Deren "Nachzucht" und Wichtignahme aber scheint im Gegensatz zu unserem Lippenbekenntnis extrem vernachlässigt. So ist die etwas verlegen wirkende (Fern-)Suche nach einer Nachfolge für Stimmann nur ein Schlaglicht und Beispiel für unsere Inkonsequenz in Sachen Baukultur, sprich in Sachen Städtebau.

9

peter | 25.01.2007 19:48 Uhr

Stimfrau

Nachdem fast alle prestigeträchtigen und fortschrittlichen Gebäude in Deutschland von ausländischen Architekten gebaut werden
( Elbphilharmonie, Reichstag, Allianzarena, Neues Museum,Phaeno, etc.) ist es nur konsequent, dass eine Schweizerin Senatsbaudirektorin der Hauptstadt wird. Der architektonische Nachwuchs scheint wohl ausgerottet zu sein.Vielen Dank, Herr Stimmann.

8

steff | 25.01.2007 12:58 Uhr

kommentar aus der schweiz

für alle diejenigen welche regula lüscher als unbeschriebenes blatt bezeichnen, unterschätzen sie. in der schweiz ist regula lüscher sehr wohl sehr bekannt. das büro lüscher gmür gehörte wohl zu den aufstrebenden bekannteren büros der letzten jahre. dass lüscher wie es heisst mehrere jahre nicht im büro gesehen wurde, könnte daran liegen dass sie mit der gesamtleitung des städtebaus der stadt zürich beauftragt war. dies gleichzeitig mit dem amt der vizedirektorin des städtebauamtes. demnächst erscheint ein buch über die stadtplanung zürichs der letzten jahre. da wird die leistung der stadtplanung zürich und damit auch lüschers ausführlich beschrieben. würde sagen ihre berufung ist nicht gut für zürich, entsprechend gut ist es für berlin. gruss aus der schweiz.

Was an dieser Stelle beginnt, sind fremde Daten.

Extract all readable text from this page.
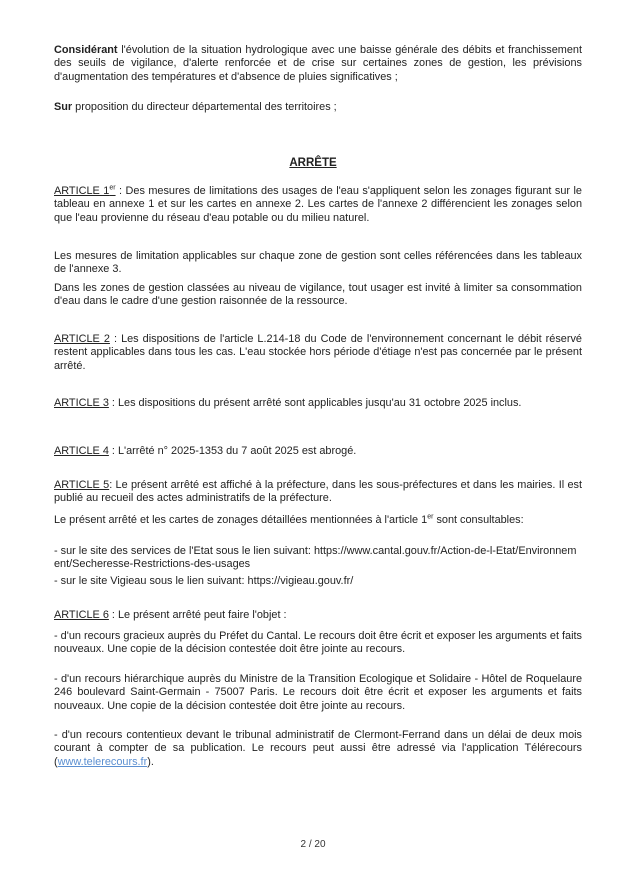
Considérant l'évolution de la situation hydrologique avec une baisse générale des débits et franchissement des seuils de vigilance, d'alerte renforcée et de crise sur certaines zones de gestion, les prévisions d'augmentation des températures et d'absence de pluies significatives ;

Sur proposition du directeur départemental des territoires ;

ARRÊTE

ARTICLE 1er : Des mesures de limitations des usages de l'eau s'appliquent selon les zonages figurant sur le tableau en annexe 1 et sur les cartes en annexe 2. Les cartes de l'annexe 2 différencient les zonages selon que l'eau provienne du réseau d'eau potable ou du milieu naturel.

Les mesures de limitation applicables sur chaque zone de gestion sont celles référencées dans les tableaux de l'annexe 3.

Dans les zones de gestion classées au niveau de vigilance, tout usager est invité à limiter sa consommation d'eau dans le cadre d'une gestion raisonnée de la ressource.

ARTICLE 2 : Les dispositions de l'article L.214-18 du Code de l'environnement concernant le débit réservé restent applicables dans tous les cas. L'eau stockée hors période d'étiage n'est pas concernée par le présent arrêté.

ARTICLE 3 : Les dispositions du présent arrêté sont applicables jusqu'au 31 octobre 2025 inclus.

ARTICLE 4 : L'arrêté n° 2025-1353 du 7 août 2025 est abrogé.

ARTICLE 5: Le présent arrêté est affiché à la préfecture, dans les sous-préfectures et dans les mairies. Il est publié au recueil des actes administratifs de la préfecture.

Le présent arrêté et les cartes de zonages détaillées mentionnées à l'article 1er sont consultables:

- sur le site des services de l'Etat sous le lien suivant: https://www.cantal.gouv.fr/Action-de-l-Etat/Environnement/Secheresse-Restrictions-des-usages

- sur le site Vigieau sous le lien suivant: https://vigieau.gouv.fr/

ARTICLE 6 : Le présent arrêté peut faire l'objet :

- d'un recours gracieux auprès du Préfet du Cantal. Le recours doit être écrit et exposer les arguments et faits nouveaux. Une copie de la décision contestée doit être jointe au recours.

- d'un recours hiérarchique auprès du Ministre de la Transition Ecologique et Solidaire - Hôtel de Roquelaure 246 boulevard Saint-Germain - 75007 Paris. Le recours doit être écrit et exposer les arguments et faits nouveaux. Une copie de la décision contestée doit être jointe au recours.

- d'un recours contentieux devant le tribunal administratif de Clermont-Ferrand dans un délai de deux mois courant à compter de sa publication. Le recours peut aussi être adressé via l'application Télérecours (www.telerecours.fr).

2 / 20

noch ne frage wie alt muss man sein um gut zu sein? ist man mit 45 noch jung?

7

bbs | 25.01.2007 12:37 Uhr

Qualifikation

Erstaunlich! Was prädestiniert diese Frau für
dieses Amt, die bisherige Tätigkeit als "stellvertretende Direktorin des Amtes für Städtebau in Zürich" dürfte wohl kaum ausreichend sein. Daß sie seit Jahren nicht mehr in ihrem Büro tätig war, wird als quasi Rechtfertigung hingestellt. In Berlin wundert einem allerdings schon lange nichts mehr, sowohl was die städtische als auch die bundesrepublikanische Führung anbelangt; kümmerlich von vorne bis hinten !

6

jhk | 25.01.2007 09:04 Uhr

überraschung! für wahr.

mehr in wien, als in berlin, hole ich mir architetonischen input und kick meist über eure nachrichten. was berlin die letzten jahre gemauert hat stößt mir oft steinern auf.

generell neuem offen, wundere ich mich, daß es niemanden aus den eigenen reihen gibt. irgendwie seltsam, oder? wie kommt dat nu wieder? hintergrundinfo wäre wirklich nett.

5

Cihan Arin, Architekt | 24.01.2007 20:13 Uhr

Berliner Senatsbaudirektorin: gelungene Überraschung?

Die Überraschung der Fachöffentlichkeit durch die Stadtentwicklungssenatorin Berlin ist perfekt: mit einem auch von "gut informierten Kreisen" geheim gehaltenen Akt zauberte sie eine bisher unbekannte Schweizer Architektin als künftige Senatsbaudirektorin aus dem Hut - optimistisch anzunehmen dabei ist, dass bei dieser relativ jungen Kollegin die ihrem Vorgänger, Stimmann, anhaftende Konnotation eines semi-demokratischen und sozial autoritären Führungsstils nicht vorkommen wird.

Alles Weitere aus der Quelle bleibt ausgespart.